Ventures software engineering interns Maya Holeman and Songyu Wang streamlined the software behind Zipp’s Vuka Fit app.
For triathletes and other serious cyclists, millimeters matter. Getting just the right fit for your bike’s handlebars and other components makes a big difference in speed, safety and comfort.
Zipp, an Indianapolis-based company that specializes in making high-performance carbon fiber bicycle parts, understands the importance of precision measurements.

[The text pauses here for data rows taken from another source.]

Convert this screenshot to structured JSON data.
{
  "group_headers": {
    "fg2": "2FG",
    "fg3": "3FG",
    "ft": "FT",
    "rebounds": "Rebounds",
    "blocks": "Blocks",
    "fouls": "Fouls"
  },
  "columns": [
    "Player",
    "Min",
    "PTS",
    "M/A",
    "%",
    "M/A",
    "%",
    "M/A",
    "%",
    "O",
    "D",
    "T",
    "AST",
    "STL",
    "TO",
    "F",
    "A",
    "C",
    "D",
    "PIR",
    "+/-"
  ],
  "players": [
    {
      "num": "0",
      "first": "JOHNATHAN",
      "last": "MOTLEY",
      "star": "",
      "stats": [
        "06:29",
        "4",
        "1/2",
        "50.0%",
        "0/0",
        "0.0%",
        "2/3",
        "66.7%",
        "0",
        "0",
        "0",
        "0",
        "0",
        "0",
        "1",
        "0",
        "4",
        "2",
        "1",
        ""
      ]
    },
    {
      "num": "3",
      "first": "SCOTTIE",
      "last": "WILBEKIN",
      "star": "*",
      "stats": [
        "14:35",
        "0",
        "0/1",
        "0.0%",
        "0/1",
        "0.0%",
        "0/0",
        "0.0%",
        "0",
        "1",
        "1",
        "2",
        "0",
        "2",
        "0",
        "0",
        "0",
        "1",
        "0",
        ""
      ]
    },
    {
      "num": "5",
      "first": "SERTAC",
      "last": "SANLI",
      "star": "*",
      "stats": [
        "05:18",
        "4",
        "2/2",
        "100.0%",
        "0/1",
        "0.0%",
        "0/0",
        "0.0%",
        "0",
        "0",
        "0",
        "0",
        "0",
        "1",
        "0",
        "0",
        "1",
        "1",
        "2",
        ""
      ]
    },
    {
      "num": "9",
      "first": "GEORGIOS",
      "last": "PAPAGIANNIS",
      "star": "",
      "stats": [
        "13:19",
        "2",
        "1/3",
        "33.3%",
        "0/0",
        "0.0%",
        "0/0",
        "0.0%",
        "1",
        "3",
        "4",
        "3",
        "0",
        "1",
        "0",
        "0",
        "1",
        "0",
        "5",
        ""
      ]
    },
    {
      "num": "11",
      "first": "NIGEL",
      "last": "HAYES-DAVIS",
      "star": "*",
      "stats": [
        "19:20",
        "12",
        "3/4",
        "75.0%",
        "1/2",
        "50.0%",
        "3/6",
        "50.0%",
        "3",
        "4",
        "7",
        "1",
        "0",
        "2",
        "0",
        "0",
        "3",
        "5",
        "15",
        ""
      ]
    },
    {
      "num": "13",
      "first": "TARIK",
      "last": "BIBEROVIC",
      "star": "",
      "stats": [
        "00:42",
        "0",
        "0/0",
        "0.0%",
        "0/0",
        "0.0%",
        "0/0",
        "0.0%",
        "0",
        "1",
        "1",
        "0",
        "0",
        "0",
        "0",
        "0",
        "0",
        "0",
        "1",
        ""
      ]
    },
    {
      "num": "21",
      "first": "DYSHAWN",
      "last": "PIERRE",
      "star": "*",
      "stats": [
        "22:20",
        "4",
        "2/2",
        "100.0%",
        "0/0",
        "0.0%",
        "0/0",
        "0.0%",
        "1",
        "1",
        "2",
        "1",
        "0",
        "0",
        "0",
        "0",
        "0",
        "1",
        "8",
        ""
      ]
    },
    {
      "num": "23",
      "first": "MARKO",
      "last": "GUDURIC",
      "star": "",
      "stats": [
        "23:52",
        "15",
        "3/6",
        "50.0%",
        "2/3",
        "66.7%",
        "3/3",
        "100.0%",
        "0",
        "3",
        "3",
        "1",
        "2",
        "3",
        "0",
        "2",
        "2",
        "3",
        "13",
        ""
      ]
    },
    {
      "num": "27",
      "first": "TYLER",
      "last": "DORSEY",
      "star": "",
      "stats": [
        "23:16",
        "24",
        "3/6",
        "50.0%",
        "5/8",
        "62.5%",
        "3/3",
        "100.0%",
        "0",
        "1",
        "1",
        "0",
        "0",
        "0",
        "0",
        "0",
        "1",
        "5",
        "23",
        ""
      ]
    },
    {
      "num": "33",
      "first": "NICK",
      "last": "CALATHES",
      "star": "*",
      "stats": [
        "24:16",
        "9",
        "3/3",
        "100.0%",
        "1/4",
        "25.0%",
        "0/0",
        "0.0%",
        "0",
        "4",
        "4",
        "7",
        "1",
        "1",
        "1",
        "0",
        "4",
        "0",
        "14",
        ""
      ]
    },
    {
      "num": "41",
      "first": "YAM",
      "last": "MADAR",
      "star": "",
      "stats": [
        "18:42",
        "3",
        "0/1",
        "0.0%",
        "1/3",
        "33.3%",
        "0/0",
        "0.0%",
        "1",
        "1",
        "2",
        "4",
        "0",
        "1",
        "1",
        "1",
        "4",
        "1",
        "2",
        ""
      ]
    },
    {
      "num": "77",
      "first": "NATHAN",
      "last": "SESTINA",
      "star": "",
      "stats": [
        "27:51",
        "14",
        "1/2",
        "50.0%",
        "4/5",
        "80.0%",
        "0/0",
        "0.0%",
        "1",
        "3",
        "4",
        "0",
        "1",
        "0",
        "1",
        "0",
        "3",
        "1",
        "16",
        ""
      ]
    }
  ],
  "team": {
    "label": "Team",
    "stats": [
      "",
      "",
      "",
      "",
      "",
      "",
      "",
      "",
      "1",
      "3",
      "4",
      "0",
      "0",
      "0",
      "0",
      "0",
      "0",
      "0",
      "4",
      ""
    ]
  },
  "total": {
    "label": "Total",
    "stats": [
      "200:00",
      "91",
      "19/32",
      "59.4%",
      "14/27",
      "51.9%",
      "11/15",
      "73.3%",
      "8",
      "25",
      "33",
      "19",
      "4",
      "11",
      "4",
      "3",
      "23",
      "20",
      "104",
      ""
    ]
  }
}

That’s why the company asked Ventures to redesign the software for its Vuka Fit app, which tells cyclists the optimal settings for their Vuka-brand handlebars and armrest pads (known as aero bars).
After entering their personal measurements and other data into Vuka Fit, cyclists immediately receive the optimal settings for their components—down to the millimeter. In this way, the app makes potentially complicated, time-consuming and costly processes quick and easy.

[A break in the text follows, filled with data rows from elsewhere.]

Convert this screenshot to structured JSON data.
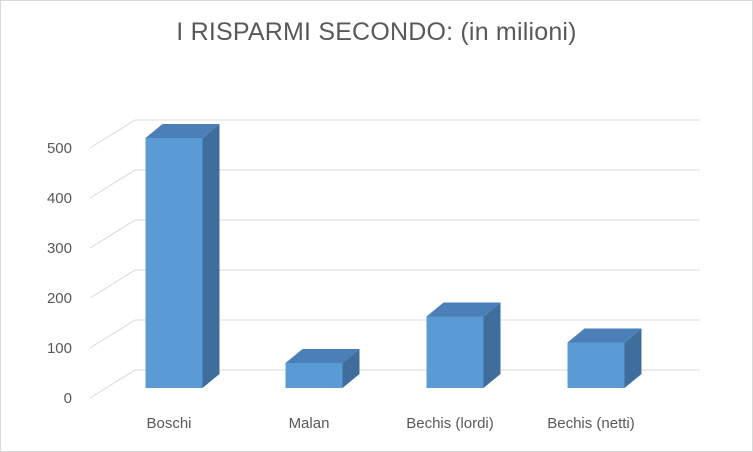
{
  "chart_data": {
    "type": "bar",
    "title": "I RISPARMI SECONDO: (in milioni)",
    "categories": [
      "Boschi",
      "Malan",
      "Bechis (lordi)",
      "Bechis (netti)"
    ],
    "values": [
      500,
      50,
      143,
      91
    ],
    "yticks": [
      "0",
      "100",
      "200",
      "300",
      "400",
      "500"
    ],
    "ylim": [
      0,
      500
    ],
    "grid": true,
    "bar_color": "#5b9bd5",
    "bar_side_color": "#3f6e9c",
    "bar_top_color": "#4a7fb8"
  }
}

“Having the exact fit is very important to Zipp’s customers,” says Sandor Pethes, the Ventures project manager who oversaw the work done by Rose-Hulman interns Maya Holeman and Songyu Wang. In just a few weeks, the students streamlined the software of an earlier version of the app, which used two different sets of code depending on whether the app was being used on an iPhone or something else. Now a single code is sufficient for all devices, Pethes says.
After several years of use, “Vuka Fit was ready for a facelift,” says Ben Waite, a design engineer for Zipp and a 2004 Rose-Hulman graduate. A triathlete, Waite often uses the Vuka Fit app for his own competitive cycling.
“I can’t compliment the Ventures team enough,” he says.
Zipp was founded in 1988 in Speedway, Indiana. The company was acquired by global bike parts maker SRAM in 2008.